Time is running out but the new report shows how the climate time-bomb can be defused.

The report is a survival guide for humanity. As it shows, the 1.5-degree limit is achievable, but it will take a quantum leap in climate action, UN Secretary-General António Guterres says.

 The report is the closing chapter of the panel’s sixth assessment. It highlights the scale of the challenge due to a continued increase in greenhouse gas emissions.

The pace and scale of what has been done so far, and current plans, are insufficient to tackle climate change.

More than a century of burning fossil fuels as well as unequal and unsustainable energy and land use has led to global warming of 1.1°C above pre -industrial levels.

This has resulted in more frequent and more intense extreme weather events that have caused increasingly dangerous impacts on nature and people in every region of the world.

Every increment of warming results in rapidly escalating hazards.

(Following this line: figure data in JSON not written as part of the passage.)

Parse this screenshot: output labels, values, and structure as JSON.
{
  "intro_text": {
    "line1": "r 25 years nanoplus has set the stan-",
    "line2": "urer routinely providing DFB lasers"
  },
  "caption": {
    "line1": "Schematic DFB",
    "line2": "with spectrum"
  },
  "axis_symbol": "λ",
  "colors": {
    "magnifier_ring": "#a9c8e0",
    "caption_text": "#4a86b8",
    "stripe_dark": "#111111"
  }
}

More intense heatwaves, heavier rainfall and other weather extremes further increase risks for human health and ecosystems.

In every region, people are dying from extreme heat. Climate -driven food and water insecurity is expected to increase with increased warming. When the risks combine with other adverse events, such as pandemics or conflicts, they become even more difficult to manage.

 The World Meteorological Organisation (WMO) says the report echoes the findings of all of the IPCC assessment reports since 1990.

Now with a much higher tone, the earlier theoretical risks have materialised. Climate change is already visible and its human, economic and social problems are growing.

The world at the moment is heading towards 2.2-3.5C warming. Warming of three degrees would have dramatic impact on human health, the biosphere, food security and the global economy. Many of the risks could be avoided if the world stayed within 1.5 degrees warming.

The WMO will publish its state of the global climate report in a few weeks, where we will show that all of the climate parameters are moving in totally the wrong direction: ocean warming, ocean acidification, melting of glaciers, sea level rise, flooding and drought events, and concentrations of carbon dioxide, methane and nitrous oxide.

The other key IPCC message is that it much more rational to limit climate change as compared to inaction or to face its consequences.